LA FÊTE COMME EXUTOIRE
Si d’autres préfèrent afficher franchement leur propos politique, à l’instar de Raf Simons ou Demna Gvasalia chez Balenciaga ; tout ceux-là ont préféré faire de la résistance en tapant du pied au rythme des BPM. Contre Trump, le Brexit et la montée du nationalisme radical, il est important de se rappeler pourquoi faire la fête est si important.
À la fin des années 1980, début 1990, le Royaume-Uni est dirigé d’une main de fer par l’ultra-conservatrice Margaret Thatcher qui impose sa vision austère à l’ensemble du pays. Elle mène une politique de répression à l’encontre de la fête et de la musique électronique, interdisant l’ouverture des clubs et des pubs passées deux heures du matin. À l’époque, l’acid-house est omniprésente dans les milieux underground et l’ecstasy se répand comme la traînée de poudre qu’elle n’est pas ; la jeunesse abandonnée par le parti conservateur exhume alors sa frustration dans des raves géantes organisées à l’encontre des autorités qui ont pour ordre de sévèrement réprimer le phénomène. La Dame de fer ira même jusqu’à interdire les rassemblements de plus de dix personnes autour d’une musique répétitive. Continuer de faire la fête était alors devenu un ultime acte d’insolence, de désobéissance et de résistance.
« Continuer de faire la fête était alors devenu un ultime acte d’insolence, de désobéissance et de résistance. »
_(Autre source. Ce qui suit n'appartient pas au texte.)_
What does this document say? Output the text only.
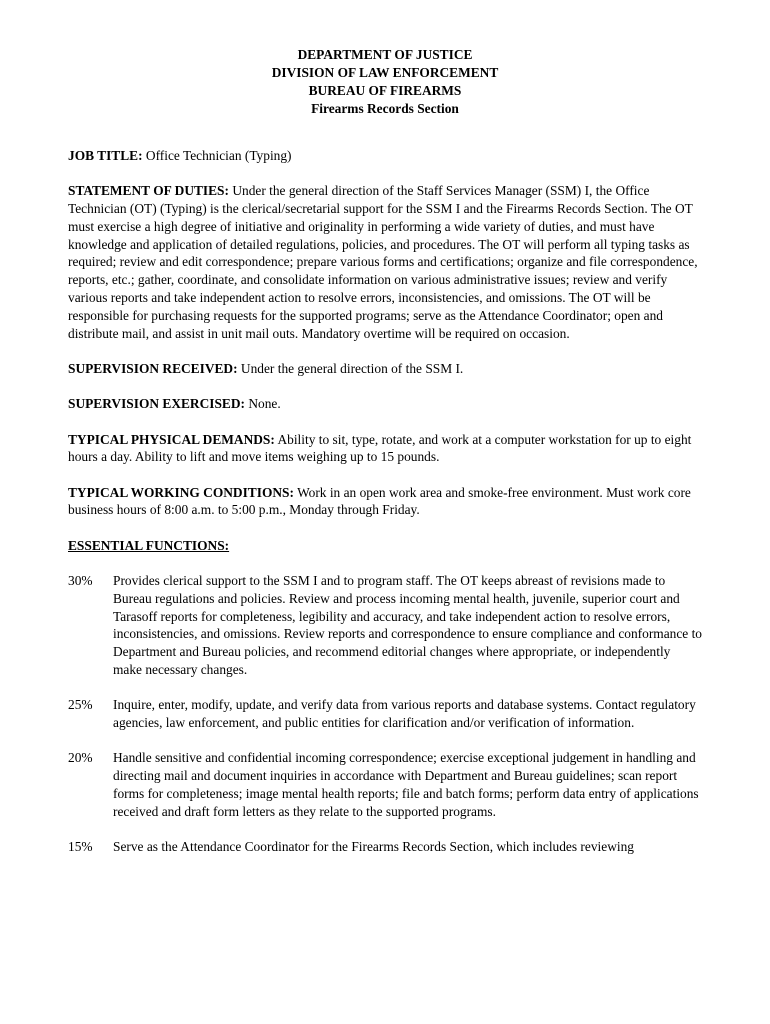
DEPARTMENT OF JUSTICE
DIVISION OF LAW ENFORCEMENT
BUREAU OF FIREARMS
Firearms Records Section

JOB TITLE: Office Technician (Typing)

STATEMENT OF DUTIES: Under the general direction of the Staff Services Manager (SSM) I, the Office Technician (OT) (Typing) is the clerical/secretarial support for the SSM I and the Firearms Records Section. The OT must exercise a high degree of initiative and originality in performing a wide variety of duties, and must have knowledge and application of detailed regulations, policies, and procedures. The OT will perform all typing tasks as required; review and edit correspondence; prepare various forms and certifications; organize and file correspondence, reports, etc.; gather, coordinate, and consolidate information on various administrative issues; review and verify various reports and take independent action to resolve errors, inconsistencies, and omissions. The OT will be responsible for purchasing requests for the supported programs; serve as the Attendance Coordinator; open and distribute mail, and assist in unit mail outs. Mandatory overtime will be required on occasion.

SUPERVISION RECEIVED: Under the general direction of the SSM I.

SUPERVISION EXERCISED: None.

TYPICAL PHYSICAL DEMANDS: Ability to sit, type, rotate, and work at a computer workstation for up to eight hours a day. Ability to lift and move items weighing up to 15 pounds.

TYPICAL WORKING CONDITIONS: Work in an open work area and smoke-free environment. Must work core business hours of 8:00 a.m. to 5:00 p.m., Monday through Friday.

ESSENTIAL FUNCTIONS:
30%	Provides clerical support to the SSM I and to program staff. The OT keeps abreast of revisions made to Bureau regulations and policies. Review and process incoming mental health, juvenile, superior court and Tarasoff reports for completeness, legibility and accuracy, and take independent action to resolve errors, inconsistencies, and omissions. Review reports and correspondence to ensure compliance and conformance to Department and Bureau policies, and recommend editorial changes where appropriate, or independently make necessary changes.
25%	Inquire, enter, modify, update, and verify data from various reports and database systems. Contact regulatory agencies, law enforcement, and public entities for clarification and/or verification of information.
20%	Handle sensitive and confidential incoming correspondence; exercise exceptional judgement in handling and directing mail and document inquiries in accordance with Department and Bureau guidelines; scan report forms for completeness; image mental health reports; file and batch forms; perform data entry of applications received and draft form letters as they relate to the supported programs.
15%	Serve as the Attendance Coordinator for the Firearms Records Section, which includes reviewing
Une trentaine d’années plus tard, l’Angleterre semble avoir réveillé ses vieux démons conservateurs. Une fois de plus, la jeunesse est délaissée par la majorité vieillissante du pays qui vote le Brexit. À Londres, la nuit se meurt et la capitale perd la moitié de ses boites de nuit en huit ans. Comme un symbole la mythique Fabric ferme ses portes début septembre à la suite de la mort par overdose de deux adolescents. Si le club a aujourd’hui rouvert, la mauvaise santé de la nuit londonienne n’en est pas moins révélatrice d’un climat délétère.
Symboliquement, Vivienne Westwood, 75 ans et toujours aussi punk, réinvestissait le lieu le 20 février 2017 avec une fête exceptionnelle et un message : la révolution climatique. La fête, c’est aussi une utopie, un monde rêvé, hédoniste, fantaisiste, underground. Oui, la fête est un magnifique acte de résistance et il était bon de se le rappeler.